Pendant les 25 premières années de ma carrière, je n’ai jamais cessé de ressentir un appel vers la fonction publique et j’ai fini par y répondre il y a cinq ans. Le poste que j’occupe aujourd’hui exige un leadership transformationnel au sein d’une entreprise qui jusqu’ici a été extrêmement prospère. J’ai été plus soulagé que surpris de trouver chez mes collègues une envie et un désir communs pour un environnement de risque transformateur.

Le plus grand risque qui pèse sur un organisme de réglementation dans la réalisation de son mandat est de ne pas agir ou d’agir trop lentement.

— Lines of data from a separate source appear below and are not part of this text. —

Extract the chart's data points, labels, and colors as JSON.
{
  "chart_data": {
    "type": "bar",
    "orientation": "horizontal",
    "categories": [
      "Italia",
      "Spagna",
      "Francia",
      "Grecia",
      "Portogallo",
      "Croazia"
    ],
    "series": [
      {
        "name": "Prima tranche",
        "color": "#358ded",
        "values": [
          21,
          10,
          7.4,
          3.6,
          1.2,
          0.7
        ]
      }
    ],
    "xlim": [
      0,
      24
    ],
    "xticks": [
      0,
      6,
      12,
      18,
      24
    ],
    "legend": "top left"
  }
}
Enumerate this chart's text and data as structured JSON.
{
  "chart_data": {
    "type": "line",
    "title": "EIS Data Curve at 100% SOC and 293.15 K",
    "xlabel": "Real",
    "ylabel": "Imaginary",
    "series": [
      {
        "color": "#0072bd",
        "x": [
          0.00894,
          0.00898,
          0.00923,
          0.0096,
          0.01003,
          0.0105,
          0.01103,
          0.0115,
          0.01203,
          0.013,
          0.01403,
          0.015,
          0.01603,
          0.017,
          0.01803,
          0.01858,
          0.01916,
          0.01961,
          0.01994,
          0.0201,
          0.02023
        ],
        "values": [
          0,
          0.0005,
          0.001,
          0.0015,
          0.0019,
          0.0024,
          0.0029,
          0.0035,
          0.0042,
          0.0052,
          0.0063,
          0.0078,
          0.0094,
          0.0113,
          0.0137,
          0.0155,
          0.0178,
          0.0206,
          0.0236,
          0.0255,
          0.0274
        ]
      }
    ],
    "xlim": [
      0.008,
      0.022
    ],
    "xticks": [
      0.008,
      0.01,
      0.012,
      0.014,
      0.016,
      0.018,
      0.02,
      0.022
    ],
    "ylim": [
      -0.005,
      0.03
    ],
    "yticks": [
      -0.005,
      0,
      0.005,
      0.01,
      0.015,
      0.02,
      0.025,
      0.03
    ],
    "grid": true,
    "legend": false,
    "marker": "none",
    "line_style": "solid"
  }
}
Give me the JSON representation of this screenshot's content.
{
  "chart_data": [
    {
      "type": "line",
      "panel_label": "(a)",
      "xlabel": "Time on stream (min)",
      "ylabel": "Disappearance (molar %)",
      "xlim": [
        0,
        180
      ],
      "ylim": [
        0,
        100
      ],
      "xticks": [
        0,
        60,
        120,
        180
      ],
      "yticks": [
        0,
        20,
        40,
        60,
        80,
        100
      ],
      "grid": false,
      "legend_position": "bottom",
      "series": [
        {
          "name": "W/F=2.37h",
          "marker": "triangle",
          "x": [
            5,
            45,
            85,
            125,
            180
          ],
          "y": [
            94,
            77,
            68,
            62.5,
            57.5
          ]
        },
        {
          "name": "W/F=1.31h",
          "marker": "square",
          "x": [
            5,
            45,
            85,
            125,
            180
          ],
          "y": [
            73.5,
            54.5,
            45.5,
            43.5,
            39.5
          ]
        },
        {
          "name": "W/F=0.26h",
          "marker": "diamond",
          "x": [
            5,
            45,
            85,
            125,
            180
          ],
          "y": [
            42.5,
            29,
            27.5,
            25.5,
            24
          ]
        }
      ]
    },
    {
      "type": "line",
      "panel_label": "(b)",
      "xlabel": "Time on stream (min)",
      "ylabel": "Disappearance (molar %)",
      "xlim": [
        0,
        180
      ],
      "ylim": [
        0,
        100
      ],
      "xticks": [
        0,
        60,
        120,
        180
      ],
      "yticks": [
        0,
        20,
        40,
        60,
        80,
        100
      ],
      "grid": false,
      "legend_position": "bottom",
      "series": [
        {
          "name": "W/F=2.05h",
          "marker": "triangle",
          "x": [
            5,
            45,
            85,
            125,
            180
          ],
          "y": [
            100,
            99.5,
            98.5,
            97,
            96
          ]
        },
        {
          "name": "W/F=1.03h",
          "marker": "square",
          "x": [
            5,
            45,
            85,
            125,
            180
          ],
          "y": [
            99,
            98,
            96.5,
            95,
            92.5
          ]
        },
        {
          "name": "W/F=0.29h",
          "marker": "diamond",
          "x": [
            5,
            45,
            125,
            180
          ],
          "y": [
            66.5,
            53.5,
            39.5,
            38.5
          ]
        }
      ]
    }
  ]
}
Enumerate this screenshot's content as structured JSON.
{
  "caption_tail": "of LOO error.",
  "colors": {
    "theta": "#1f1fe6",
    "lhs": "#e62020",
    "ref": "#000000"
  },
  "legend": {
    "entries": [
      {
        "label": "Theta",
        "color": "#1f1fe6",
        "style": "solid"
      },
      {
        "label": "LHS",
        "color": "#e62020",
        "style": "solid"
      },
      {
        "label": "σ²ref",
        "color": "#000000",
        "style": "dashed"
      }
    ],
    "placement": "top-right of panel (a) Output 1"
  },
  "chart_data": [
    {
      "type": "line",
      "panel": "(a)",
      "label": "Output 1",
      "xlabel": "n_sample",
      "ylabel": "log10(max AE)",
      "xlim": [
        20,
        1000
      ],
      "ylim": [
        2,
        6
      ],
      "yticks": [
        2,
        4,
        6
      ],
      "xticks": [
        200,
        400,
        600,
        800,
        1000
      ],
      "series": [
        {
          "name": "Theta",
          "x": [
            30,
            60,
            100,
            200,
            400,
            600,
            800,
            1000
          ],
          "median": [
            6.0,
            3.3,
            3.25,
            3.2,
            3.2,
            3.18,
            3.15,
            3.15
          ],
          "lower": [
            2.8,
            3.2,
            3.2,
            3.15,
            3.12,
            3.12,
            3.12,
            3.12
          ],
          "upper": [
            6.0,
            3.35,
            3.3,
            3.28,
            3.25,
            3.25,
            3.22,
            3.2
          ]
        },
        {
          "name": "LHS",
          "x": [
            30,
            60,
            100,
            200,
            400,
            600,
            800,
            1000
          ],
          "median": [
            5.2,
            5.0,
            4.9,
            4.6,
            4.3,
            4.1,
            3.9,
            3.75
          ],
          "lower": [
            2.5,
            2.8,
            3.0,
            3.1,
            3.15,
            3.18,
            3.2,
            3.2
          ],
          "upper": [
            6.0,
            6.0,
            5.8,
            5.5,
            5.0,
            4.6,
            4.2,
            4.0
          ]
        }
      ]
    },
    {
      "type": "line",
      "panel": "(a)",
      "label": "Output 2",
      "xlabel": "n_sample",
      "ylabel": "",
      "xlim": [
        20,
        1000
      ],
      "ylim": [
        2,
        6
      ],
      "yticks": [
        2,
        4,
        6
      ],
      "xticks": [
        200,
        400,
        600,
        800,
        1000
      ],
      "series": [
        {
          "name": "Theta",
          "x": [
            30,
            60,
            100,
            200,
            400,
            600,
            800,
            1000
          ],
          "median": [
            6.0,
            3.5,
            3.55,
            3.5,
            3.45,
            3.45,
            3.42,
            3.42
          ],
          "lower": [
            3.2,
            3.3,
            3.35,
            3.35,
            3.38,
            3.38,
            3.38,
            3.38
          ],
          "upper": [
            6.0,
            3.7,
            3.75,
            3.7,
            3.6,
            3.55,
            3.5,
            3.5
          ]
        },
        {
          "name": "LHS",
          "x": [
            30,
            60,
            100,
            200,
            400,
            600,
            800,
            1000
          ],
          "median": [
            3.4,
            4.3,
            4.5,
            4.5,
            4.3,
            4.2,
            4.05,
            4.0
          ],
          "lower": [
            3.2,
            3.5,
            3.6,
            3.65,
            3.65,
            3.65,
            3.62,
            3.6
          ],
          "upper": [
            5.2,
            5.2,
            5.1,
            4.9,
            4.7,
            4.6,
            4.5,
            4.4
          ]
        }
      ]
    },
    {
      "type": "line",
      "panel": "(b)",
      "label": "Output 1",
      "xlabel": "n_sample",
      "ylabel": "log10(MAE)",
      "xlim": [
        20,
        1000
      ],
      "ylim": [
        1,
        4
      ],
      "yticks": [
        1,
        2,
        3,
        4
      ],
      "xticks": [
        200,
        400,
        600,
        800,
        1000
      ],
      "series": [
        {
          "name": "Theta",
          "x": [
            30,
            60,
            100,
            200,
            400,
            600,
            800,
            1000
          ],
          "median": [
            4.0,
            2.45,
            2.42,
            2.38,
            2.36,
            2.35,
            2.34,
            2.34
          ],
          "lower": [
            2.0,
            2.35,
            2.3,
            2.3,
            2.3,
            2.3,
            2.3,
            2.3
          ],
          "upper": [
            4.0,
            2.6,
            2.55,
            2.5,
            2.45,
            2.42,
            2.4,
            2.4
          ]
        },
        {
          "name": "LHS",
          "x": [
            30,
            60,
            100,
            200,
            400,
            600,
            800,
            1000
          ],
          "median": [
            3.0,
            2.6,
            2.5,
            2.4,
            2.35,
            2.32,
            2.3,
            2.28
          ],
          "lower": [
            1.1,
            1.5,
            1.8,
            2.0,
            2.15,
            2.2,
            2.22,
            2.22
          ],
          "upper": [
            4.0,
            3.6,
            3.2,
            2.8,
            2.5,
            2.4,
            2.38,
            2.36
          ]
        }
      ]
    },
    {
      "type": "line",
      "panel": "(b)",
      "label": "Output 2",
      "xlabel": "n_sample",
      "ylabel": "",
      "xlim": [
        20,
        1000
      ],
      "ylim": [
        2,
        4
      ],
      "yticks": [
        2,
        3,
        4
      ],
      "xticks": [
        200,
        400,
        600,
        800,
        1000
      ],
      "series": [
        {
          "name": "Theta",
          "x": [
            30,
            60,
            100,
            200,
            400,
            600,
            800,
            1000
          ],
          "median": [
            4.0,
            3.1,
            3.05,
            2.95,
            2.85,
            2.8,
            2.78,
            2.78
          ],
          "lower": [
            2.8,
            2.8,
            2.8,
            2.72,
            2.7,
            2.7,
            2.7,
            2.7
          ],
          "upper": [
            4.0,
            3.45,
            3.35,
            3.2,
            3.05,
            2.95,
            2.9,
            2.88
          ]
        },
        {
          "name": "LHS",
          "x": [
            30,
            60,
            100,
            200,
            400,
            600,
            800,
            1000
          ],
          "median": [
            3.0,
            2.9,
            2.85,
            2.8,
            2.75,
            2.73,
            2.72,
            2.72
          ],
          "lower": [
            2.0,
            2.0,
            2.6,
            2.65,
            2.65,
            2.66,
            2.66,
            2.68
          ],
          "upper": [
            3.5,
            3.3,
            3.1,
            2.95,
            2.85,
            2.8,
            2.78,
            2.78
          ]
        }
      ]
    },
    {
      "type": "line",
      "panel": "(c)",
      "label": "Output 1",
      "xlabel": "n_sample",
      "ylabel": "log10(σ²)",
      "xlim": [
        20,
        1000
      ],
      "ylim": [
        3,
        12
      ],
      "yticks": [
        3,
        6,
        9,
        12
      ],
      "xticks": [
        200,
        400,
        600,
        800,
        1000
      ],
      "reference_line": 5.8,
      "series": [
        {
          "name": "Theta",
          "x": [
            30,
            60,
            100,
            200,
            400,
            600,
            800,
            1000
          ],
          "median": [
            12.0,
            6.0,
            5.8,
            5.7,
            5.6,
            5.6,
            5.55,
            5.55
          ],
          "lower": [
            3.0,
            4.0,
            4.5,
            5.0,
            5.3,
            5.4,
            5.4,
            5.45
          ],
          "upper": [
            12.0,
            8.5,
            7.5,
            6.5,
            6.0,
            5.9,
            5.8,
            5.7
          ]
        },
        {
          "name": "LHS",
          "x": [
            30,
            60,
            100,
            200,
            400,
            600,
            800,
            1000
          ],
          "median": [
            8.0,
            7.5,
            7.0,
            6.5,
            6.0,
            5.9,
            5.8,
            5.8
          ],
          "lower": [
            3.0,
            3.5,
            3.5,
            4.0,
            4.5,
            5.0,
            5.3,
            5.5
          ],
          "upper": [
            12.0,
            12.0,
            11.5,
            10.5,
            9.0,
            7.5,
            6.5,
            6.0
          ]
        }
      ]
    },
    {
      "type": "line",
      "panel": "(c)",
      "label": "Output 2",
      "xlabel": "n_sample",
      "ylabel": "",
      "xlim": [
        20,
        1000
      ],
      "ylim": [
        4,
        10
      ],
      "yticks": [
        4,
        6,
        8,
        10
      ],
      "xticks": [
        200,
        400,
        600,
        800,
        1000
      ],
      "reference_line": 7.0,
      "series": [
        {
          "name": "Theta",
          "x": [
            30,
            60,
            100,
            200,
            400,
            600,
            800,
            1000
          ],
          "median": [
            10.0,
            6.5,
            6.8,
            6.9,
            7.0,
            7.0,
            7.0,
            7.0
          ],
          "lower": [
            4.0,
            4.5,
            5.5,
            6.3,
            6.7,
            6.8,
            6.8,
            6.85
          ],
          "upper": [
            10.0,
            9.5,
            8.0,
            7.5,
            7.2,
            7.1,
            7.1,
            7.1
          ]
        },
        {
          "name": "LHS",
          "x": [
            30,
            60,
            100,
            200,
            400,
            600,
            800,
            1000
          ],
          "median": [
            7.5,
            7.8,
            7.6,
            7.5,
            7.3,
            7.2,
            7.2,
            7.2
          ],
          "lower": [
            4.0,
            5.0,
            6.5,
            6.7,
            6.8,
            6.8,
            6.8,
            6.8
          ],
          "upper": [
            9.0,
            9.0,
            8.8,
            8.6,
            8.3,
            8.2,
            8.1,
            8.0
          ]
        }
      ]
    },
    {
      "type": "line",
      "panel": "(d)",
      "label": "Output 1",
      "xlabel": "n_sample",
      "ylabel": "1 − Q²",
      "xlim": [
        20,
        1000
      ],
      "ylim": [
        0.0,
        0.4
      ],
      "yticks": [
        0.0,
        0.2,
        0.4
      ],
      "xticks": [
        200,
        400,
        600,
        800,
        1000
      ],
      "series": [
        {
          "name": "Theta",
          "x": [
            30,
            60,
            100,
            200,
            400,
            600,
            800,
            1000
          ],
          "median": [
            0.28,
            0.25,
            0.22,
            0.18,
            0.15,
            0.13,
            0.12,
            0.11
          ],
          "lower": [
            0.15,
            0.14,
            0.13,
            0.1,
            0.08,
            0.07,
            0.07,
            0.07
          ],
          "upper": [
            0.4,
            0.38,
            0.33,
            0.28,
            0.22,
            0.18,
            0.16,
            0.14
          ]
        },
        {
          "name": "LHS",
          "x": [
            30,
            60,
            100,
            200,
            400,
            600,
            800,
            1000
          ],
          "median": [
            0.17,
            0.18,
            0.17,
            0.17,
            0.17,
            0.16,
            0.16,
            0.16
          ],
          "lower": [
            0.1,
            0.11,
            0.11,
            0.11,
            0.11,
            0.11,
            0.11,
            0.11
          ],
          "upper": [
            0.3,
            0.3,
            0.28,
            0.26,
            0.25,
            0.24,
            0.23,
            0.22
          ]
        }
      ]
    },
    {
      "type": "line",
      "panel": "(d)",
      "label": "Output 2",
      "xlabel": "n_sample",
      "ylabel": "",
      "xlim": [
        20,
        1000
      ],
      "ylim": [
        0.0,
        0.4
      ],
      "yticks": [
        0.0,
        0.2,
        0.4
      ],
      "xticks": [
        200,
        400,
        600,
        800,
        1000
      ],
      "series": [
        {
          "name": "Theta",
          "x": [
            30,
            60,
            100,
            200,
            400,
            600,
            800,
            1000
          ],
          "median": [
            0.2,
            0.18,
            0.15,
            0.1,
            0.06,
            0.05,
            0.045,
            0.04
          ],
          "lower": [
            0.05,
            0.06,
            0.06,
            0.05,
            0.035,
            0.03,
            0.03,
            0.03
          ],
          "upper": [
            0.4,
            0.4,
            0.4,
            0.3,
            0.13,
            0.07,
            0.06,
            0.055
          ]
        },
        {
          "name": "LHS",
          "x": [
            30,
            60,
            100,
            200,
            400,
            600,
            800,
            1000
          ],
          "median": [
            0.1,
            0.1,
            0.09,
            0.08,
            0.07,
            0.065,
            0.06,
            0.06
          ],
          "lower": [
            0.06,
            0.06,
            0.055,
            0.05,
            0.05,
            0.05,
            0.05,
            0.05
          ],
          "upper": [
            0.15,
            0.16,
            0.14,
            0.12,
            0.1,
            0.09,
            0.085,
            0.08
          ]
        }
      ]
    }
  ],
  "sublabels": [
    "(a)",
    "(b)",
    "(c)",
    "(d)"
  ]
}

Les coûts et les conséquences de l’inaction peuvent miner notre crédibilité, la confiance du grand public ainsi que la stabilité financière que nous cherchons à assurer.

La réglementation financière prudentielle s’est souvent faite loin des projecteurs de la politique publique. Bien des questions, comme les changements climatiques, la numérisation et le logement au Canada font tous les jours la une des médias et sont débattus sur la place publique. Ces débats gagneraient à prendre en compte le point de vue du BSIF. Nous sommes constamment à la recherche de meilleures façons de communiquer et d’intéresser la population sur ces questions et d’autres dossiers.

La réalisation de notre mandat restera toujours au cœur de nos préoccupations. Pour ce faire, il faudra forcément prendre des décisions difficiles à propos de certaines institutions financières et faire des choix en matière de politique publique générale qui ne seront pas toujours populaires ou faciles à comprendre pour le grand public. Nous devons toutefois faire preuve de leadership pour assurer la solidité et la santé du système financier. M. Peter Routledge est surintendant des institutions financières du Canada. Auparavant, il a été président et premier dirigeant de la Société d’assurance-dépôts du Canada (SADC).